D OUZE personnes, originaires du centre de la Chine, ont comparu devant le tribunal correctionnel de Paris pour pratique illégale de la médecine et pour avoir usurpé le titre de docteur.
Des peines de prison avec sursis allant de 4 à 10 mois ont été requises contre quatre d'entre eux, dont trois avorteuses. Les amendes requises s'étalent entre 10 000 et 30 000 F. Le jugement est mis en délibéré.
Les accusés, mis en examen en 1997 pour exercice illégal de la médecine (« le Quotidien » du 24 novembre 1997) et usage sans droit du titre de docteur en médecine, ont notamment pratiqué des avortements, arraché des dents et prescrit des médicaments. L'Ordre des médecins et l'Assistance publique de Paris se sont constitués partie civile.
Originaires de la ville de Wenzhou dans la province du Zhejiang, au sud-est de la Chine, la plupart des prévenus, sept hommes et cinq femmes, y avaient exercé la médecine, à l'hôpital en tant que médecins ou infirmières.
Deux « dentistes » y avaient appris cet art de leurs pères. Le siège de l'un d'eux était une chaise longue de type transat. L'instruction n'a pas réussi à déterminer si la roulette utilisée était mécanique ou électrique.
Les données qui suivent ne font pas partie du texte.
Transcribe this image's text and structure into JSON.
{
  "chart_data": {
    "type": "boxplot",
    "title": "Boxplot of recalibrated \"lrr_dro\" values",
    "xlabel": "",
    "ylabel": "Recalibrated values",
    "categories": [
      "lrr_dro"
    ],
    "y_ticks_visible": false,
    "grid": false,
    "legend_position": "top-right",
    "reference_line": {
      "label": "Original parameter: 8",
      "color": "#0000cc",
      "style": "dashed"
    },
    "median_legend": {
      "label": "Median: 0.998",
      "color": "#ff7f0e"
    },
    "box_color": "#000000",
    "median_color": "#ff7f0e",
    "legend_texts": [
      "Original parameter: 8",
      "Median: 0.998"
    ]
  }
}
L'audience n'a pas davantage permis de préciser le type de calmant administré aux patients.
Interrogés, avec l'aide d'une traductrice, par le président de la 16e chambre, Hervé Stephan, ces « praticiens », entrés clandestinement et qui ont régularisé pour la plupart leur situation, ont généralement reconnu les faits mais ont plaidé l'ignorance, « rendant service » dans une communauté fermée ou les francophones sont rares.
Consultations dans des hôpitaux parisiens
Seul l'un d'eux, Jean Char, naturalisé français, appelé aussi « Docteur Zhang » dans le milieu chinois, est un « vrai » praticien au sens français du terme. Acupuncteur et ophtalmologiste en Chine, il a été accueilli en France pour se former, a expliqué à la cour le Pr Laurent Laroche, chef du service d'ophtalmologie à l'hôpital des Quinze-Vingt, à Paris.
Ne pouvant exercer que comme « attaché associé » bien qu'il ait repris ses études à son arrivée à Paris en 1983, il a donné des consultations pendant six ans dans plusieurs hôpitaux parisiens. Une écoute téléphonique a permis d'établir qu'il vendait des certificats médicaux 150 F, ce qu'il nie, contestant la traduction.
Bien mis, impeccablement coiffé, très respectueux, il a tenté d'expliquer qu'il était « normal dans ce cadre-là que les gens viennent me demander des conseils ». Deux associations de Chinois de Paris lui ont d'ailleurs demandé d'assurer des conseils à leurs membres.
Un Français de ses amis est venu expliquer comment tous les salons chinois, avec leurs meubles alignés le long des murs, pouvaient ressembler à des salles d'attente comme l'ont écrit les policiers qui pensaient avoir démantelé un « réseau ». Ils n'ont établi aucun lien entre les douze prévenus, si ce n'est des cartes de visite où figuraient, en caractères chinois, le titre, usurpé, de « docteur ».